A group of employees left Alameda Research in 2018 amid concerns over Bankman-Fried's cavalier leadership style, per the report.
Bankman-Fried told the Journal that employees left the firm due to personal disputes and their lack of productivity.
Former employees of Alameda Research had concerns early on about Sam Bankman-Fried's cavalier leadership style and say that he dismissed their ideas for setting up more internal safeguards, according to a Wednesday Wall Street Journal report.
Before founding Alameda, Bankman-Fried had worked at Jane Street Capital, a tightly controlled quantitative trading firm. However, ex-staffers told the Journal that he failed to bring the same level of internal controls to his own company, and shrugged off proposals for setting up more rigorous systems for compliance and accounting.
"He didn't want to feel constrained," Naia Bouscal, a former Alameda software engineer, told the Journal. "But as a result we ended up not really knowing how much money we even had."
A group of employees left Alameda in April 2018 after sharing their concerns about Bankman-Fried to investors and interested parties, though they never told regulators.
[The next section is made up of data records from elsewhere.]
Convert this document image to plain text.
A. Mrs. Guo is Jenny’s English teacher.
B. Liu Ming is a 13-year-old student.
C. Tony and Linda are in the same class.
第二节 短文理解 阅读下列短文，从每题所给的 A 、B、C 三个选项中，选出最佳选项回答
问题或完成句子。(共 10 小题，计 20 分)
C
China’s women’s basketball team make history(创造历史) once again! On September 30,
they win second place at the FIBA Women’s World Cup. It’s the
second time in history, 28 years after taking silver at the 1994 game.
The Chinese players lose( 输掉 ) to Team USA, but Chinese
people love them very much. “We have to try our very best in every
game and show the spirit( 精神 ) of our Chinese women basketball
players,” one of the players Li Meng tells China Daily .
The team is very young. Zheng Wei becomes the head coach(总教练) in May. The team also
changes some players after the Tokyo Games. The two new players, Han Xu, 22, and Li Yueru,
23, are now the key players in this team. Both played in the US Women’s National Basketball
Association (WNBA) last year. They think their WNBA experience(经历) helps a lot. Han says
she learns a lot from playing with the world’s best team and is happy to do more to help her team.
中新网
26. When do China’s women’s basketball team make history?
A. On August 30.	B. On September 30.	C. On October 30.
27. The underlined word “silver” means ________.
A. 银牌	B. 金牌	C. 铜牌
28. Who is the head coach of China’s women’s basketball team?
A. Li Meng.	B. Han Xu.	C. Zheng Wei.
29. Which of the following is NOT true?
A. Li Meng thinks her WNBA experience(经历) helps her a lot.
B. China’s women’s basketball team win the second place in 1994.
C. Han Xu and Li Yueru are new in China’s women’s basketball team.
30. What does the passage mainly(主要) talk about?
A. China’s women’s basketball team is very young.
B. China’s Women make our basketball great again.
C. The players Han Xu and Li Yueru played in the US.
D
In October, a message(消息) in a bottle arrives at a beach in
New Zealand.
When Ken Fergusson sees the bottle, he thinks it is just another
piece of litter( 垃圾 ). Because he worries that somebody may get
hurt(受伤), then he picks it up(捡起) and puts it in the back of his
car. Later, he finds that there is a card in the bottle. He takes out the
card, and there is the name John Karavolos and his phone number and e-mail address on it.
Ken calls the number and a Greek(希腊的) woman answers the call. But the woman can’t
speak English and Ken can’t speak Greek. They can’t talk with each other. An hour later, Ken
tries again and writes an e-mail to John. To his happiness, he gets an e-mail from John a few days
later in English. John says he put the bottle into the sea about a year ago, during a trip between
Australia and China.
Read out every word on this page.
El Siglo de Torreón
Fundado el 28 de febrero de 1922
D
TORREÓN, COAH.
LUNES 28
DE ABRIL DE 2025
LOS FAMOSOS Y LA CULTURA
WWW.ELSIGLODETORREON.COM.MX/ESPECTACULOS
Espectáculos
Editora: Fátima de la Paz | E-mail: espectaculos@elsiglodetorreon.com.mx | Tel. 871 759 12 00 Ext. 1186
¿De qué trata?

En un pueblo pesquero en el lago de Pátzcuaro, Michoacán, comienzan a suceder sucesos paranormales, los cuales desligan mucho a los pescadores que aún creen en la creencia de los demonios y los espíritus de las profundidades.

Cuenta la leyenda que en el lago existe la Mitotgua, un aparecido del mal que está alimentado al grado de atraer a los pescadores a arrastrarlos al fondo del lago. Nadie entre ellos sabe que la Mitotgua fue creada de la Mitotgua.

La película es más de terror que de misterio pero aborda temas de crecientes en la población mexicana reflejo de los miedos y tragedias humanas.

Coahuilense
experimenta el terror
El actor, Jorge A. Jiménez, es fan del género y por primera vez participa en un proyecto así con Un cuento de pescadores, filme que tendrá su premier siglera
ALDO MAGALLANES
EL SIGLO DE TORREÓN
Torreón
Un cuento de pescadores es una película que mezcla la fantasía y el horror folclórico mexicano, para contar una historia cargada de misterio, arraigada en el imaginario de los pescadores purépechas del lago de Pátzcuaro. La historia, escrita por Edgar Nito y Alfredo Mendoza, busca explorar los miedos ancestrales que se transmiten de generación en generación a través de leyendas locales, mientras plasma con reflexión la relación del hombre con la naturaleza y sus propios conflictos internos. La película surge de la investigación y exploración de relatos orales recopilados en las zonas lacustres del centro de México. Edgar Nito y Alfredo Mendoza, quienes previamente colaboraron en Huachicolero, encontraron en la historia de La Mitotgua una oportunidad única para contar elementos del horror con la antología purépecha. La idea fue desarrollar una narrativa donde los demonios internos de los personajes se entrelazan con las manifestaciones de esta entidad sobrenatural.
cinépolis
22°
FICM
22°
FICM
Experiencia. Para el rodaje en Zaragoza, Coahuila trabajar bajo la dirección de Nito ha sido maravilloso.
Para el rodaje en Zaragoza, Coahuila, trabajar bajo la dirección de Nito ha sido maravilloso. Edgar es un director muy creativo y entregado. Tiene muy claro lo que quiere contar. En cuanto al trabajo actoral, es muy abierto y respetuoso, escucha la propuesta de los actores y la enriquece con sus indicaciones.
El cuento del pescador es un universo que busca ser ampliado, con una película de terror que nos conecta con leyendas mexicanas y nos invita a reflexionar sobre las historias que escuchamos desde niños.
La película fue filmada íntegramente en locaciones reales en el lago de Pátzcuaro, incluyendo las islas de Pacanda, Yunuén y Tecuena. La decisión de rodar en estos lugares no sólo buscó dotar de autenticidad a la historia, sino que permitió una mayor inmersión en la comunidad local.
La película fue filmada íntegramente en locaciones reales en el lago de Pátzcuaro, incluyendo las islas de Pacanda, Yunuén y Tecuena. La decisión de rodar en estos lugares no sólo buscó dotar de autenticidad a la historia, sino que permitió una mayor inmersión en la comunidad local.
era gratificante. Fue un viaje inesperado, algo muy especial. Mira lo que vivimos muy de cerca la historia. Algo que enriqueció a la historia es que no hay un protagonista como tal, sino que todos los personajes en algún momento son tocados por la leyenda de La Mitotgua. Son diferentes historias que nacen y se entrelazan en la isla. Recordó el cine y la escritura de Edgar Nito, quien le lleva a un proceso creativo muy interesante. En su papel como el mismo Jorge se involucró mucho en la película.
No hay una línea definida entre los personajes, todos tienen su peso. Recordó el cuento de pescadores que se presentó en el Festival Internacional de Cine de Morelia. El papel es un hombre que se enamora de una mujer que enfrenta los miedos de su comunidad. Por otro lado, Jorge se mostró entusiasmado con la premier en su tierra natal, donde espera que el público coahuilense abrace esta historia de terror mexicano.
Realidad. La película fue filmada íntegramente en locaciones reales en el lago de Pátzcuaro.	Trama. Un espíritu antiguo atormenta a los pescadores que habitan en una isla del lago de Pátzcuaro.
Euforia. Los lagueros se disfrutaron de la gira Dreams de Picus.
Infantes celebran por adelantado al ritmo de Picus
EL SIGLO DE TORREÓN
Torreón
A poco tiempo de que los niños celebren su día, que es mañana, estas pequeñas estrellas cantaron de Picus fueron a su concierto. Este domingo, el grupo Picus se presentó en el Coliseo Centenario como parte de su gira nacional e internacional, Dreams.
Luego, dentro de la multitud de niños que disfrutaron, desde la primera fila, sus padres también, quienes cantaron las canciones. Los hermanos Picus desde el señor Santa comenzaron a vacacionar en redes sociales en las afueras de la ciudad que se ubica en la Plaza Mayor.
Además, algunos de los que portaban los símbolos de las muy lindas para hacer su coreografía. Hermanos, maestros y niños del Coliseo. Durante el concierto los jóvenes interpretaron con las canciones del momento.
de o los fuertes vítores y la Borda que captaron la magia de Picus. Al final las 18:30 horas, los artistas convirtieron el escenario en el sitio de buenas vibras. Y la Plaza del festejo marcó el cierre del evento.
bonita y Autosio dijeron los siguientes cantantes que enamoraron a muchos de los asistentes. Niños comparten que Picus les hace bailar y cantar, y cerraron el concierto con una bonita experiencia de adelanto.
At one point, they offered Bankman-Fried a $1 million buyout, which he turned down.
"We looked at Sam and his actions, his decisions, the way he treated people and the way he ran the company and came to the conclusion he's not a person we wanted to be in business with or associate with," Bouscal said.
Bankman-Fried, for his part, told the Journal that those staffers left the company due to personal disputes and a lack of productivity, and that his company did address their concerns over trading risks.
Sources familiar told the Journal that Bankman-Fried believed extensive risk controls would limit activity and slow down the speed with which Alameda could place trades.
The firm built a trading algorithm that could make fast, automated trades, though the Journal reports that staffers were worried Alameda couldn't track all of those moves, and that it needed to track gains and losses more closely. That idea, too, Bankman-Fried rejected.
In 2018 documents viewed by the Journal, Bankman-Fried does acknowledge Alameda's shortfalls, and how they led to trading losses.
"No one was ultimately making sure that our trading and accounting were OK," Bankman-Fried wrote. "We did a lot of sloppy trades, many of which some people were at the time worried about."
Those documents add that Alameda built up a more robust accounting system in March 2018, which led to more trading gains.
Alameda and FTX collapsed this month, with the exchange filing for chapter 11 and Bankman-Fried stepping down as CEO.
John J. Ray III, the new CEO of FTX Group, wrote in a court filing that he had never seen "such a complete failure of corporate controls," even in his time cleaning up failed energy firm, Enron.